The leading vaginal edge POP-Q exam value at initial exam ranged from -1.5 to 7 cm. Distribution of patients by POP-Q stages on initial exam was: stage I: 1%, stage II: 31%, stage III: 31%, and stage IV: 1.78% (50/64) of patients demonstrated no change in leading edge value from first to last visit on POP-Q exams. Nineteen percent (12/64) demonstrated progression (≥2 cm increase in leading edge); 3% (2/64) demonstrated regression (≥2 cm decrease in leading edge). Median follow-up was 16 months (range 6-91 months). On multivariate analysis, no variable, including length of follow-up, was associated with change in leading edge value (P = 0.09, data not shown).
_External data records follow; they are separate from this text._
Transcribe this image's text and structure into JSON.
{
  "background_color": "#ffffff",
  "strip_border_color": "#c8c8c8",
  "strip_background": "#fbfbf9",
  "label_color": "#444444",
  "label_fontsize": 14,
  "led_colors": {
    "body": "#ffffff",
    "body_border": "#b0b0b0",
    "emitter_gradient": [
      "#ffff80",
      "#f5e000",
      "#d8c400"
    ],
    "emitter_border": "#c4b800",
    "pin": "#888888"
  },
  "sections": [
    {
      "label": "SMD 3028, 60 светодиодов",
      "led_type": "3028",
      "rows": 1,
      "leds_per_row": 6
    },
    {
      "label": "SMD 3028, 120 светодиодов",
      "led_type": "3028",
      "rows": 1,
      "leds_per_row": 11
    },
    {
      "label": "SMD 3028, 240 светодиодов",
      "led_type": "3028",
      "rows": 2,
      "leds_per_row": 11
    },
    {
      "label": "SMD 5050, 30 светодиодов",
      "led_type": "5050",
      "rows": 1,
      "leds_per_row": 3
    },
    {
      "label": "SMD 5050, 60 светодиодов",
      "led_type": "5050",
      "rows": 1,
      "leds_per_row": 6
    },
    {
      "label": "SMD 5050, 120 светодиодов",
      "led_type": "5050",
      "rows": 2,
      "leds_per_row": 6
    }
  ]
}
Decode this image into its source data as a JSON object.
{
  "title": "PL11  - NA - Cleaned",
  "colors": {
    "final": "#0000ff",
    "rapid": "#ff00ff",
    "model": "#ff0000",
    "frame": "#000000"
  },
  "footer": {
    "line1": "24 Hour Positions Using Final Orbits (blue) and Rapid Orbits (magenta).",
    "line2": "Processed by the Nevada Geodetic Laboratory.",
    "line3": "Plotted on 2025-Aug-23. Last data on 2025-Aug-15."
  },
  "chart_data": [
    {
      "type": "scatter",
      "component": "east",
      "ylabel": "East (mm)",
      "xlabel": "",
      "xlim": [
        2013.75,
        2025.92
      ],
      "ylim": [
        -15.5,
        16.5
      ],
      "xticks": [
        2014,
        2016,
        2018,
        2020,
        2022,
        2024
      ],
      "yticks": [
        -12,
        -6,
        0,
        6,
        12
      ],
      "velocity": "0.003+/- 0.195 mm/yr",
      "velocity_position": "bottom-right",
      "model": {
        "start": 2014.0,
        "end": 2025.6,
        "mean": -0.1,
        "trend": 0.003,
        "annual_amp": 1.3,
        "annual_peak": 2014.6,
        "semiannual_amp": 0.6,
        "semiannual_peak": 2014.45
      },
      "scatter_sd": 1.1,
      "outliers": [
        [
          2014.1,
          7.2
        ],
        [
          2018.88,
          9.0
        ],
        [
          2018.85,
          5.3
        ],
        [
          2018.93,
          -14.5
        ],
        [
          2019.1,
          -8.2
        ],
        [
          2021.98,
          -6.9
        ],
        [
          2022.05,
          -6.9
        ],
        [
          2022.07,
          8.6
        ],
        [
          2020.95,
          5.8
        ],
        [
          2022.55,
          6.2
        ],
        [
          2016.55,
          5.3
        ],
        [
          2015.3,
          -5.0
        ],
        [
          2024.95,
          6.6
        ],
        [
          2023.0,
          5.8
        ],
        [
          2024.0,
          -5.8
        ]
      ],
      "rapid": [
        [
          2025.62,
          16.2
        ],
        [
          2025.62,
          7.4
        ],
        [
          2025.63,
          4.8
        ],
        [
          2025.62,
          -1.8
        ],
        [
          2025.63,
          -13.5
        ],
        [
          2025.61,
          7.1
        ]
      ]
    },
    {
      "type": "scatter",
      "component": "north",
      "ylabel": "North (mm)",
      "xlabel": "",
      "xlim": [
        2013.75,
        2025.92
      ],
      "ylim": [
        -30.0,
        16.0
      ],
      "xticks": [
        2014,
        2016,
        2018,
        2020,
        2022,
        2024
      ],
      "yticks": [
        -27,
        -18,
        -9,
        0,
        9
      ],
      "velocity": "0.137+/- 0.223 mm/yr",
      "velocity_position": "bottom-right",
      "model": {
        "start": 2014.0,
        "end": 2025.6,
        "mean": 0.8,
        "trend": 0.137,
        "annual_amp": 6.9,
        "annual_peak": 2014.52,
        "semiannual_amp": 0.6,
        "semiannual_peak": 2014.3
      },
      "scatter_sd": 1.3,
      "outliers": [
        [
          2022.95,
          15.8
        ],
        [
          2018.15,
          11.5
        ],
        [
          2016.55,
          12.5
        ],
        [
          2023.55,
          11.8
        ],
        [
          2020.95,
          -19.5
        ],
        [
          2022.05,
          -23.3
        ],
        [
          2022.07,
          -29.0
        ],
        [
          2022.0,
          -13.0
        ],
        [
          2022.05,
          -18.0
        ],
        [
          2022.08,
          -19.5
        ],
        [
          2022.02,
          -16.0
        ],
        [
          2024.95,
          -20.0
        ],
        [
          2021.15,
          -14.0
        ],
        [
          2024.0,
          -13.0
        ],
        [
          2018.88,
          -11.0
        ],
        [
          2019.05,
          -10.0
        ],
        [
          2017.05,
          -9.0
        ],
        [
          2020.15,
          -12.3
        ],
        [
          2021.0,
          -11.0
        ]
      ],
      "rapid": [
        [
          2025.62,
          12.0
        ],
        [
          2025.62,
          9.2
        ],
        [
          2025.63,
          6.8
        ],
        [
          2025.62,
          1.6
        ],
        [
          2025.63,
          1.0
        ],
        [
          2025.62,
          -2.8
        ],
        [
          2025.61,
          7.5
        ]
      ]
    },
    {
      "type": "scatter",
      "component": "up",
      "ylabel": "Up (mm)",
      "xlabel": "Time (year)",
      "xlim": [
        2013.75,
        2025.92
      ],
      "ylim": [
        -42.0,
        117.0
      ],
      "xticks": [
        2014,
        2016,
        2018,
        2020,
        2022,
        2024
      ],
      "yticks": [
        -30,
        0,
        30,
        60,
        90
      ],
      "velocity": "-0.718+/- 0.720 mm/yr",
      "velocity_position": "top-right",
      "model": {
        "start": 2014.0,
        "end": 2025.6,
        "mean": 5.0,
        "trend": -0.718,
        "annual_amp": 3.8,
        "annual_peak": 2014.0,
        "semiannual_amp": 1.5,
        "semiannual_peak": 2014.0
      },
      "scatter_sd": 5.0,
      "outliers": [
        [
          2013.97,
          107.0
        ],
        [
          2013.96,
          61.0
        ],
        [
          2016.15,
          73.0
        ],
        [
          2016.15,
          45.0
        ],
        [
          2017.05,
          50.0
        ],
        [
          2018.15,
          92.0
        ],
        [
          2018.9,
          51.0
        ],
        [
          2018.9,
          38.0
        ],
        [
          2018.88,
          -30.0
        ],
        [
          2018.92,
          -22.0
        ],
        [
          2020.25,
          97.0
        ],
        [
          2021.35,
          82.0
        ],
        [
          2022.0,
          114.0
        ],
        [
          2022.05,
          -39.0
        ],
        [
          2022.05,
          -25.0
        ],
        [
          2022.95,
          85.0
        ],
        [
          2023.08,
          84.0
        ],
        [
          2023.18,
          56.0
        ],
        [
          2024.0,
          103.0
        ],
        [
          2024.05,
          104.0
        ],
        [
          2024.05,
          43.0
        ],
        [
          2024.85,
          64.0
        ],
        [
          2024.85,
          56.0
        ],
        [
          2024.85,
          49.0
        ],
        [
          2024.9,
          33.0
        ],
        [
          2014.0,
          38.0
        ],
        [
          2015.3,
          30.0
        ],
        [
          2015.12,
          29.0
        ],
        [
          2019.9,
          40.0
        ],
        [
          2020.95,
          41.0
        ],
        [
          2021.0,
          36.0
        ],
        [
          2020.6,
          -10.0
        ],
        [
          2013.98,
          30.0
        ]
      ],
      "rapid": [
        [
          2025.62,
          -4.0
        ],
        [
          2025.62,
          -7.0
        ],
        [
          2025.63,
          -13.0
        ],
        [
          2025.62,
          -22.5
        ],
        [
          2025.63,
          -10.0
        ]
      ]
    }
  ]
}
At their last recorded visit, 63% (40/64) of subjects continued observation, 38% (24/64) desired a pessary trial or surgical correction. Those desiring intervention had no greater worsening of prolapse on exam at last follow-up compared with subjects who continued observation.
The natural history of pelvic organ prolapse is most often one of very minimal change in subjects who decline intervention (pessary or surgery) and choose observation.
确定有症状的盆腔器官脱垂(POP)患者拒绝干预(子宫托或手术)并选择观察时,POP 进展或消退的速度。
64 名选择观察作为有症状的 POP 主要治疗方法的患者,连续进行盆腔器官脱垂定量(POP-Q)检查。将领先边缘值的变化±≥2cm 视为显著。记录 POP-Q 检查结果、治疗选择和最后一次就诊时的症状严重程度。
初始检查时,阴道前壁 POP-Q 检查值范围为-1.5 至 7cm。根据初始检查时的 POP-Q 分期,患者分布如下:I 期:1%,II 期:31%,III 期:31%,IV 期:1.78%(50/64)患者的前边缘值在 POP-Q 检查中从第一次到最后一次就诊没有变化。19%(12/64)患者出现进展(前边缘增加≥2cm);3%(2/64)患者出现消退(前边缘减少≥2cm)。中位随访时间为 16 个月(范围 6-91 个月)。多变量分析显示,包括随访时间在内的任何变量均与前边缘值变化无关(P=0.09,未显示数据)。在最后一次记录的就诊时,63%(40/64)的患者继续观察,38%(24/64)希望尝试子宫托或手术矫正。在最后一次随访时,与继续观察的患者相比,希望进行干预的患者的脱垂检查结果没有更严重的恶化。
对于拒绝干预(子宫托或手术)并选择观察的患者,盆腔器官脱垂的自然史通常是非常轻微变化。